Further, the finance ministry has proposed some relaxation in PFs investing in bank deposits. While the earlier rule allowed PFs to invest in fixed deposits of only those banks which had NPAs of less than 2%, the new rule extended it to not more than 4%. Also, the PFs have been allowed to invest in rated infrastructure debt funds asset backed securities.
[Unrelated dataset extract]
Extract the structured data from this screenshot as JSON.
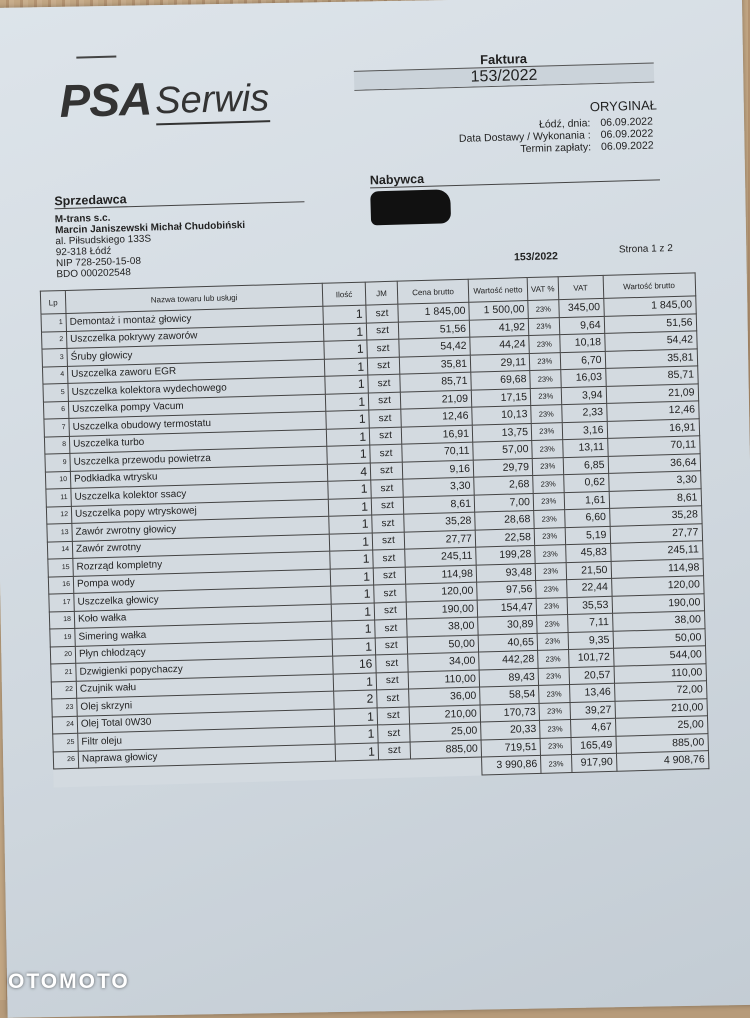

PFs can also invest some money in debt mutual funds regulated by Sebi, said the new investment guideline.
The EPFO, which has an investment corpus of R6.3 lakh crore, invested R86,077 crore in bonds during 2012-13. If it is allowed to invest 15% each in equities and ETFs, more than R26,000 crore of incremental funds can flow into the equity market annually. "We will call a meeting of the central board of trustees (CBT) soon for considering the new investment guidelines," central provident fund commissioner KK Jalan told FE.
In 2008, the finance ministry had proposed 15% equity exposure for PFs but the trustees of EPFO did not approve it, fearing erosion in the value of employees hard-earned long-term savings.
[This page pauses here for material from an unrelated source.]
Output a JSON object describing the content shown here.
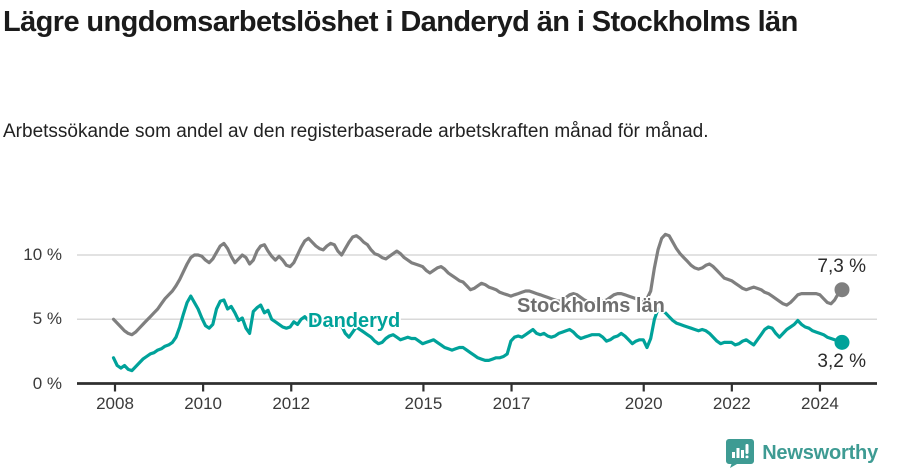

Trade union members in the CBT voiced concerns over the draft guidelines and said they will oppose it this time as well. "We will not accept equity exposure for the security of employees savings," said DL Sachdev of AITUC. "We can accept it if the government gives a guarantee," said Sachdev, who is also a CBT member.
This time around, the finance ministry has put in some safeguards such as allowing investment in derivatives such as credit default swaps to hedge against the risk in the capital market. Also, if the rating of any instrument fall below investment grade, the option of exit shall be considered and exercised by the PFs.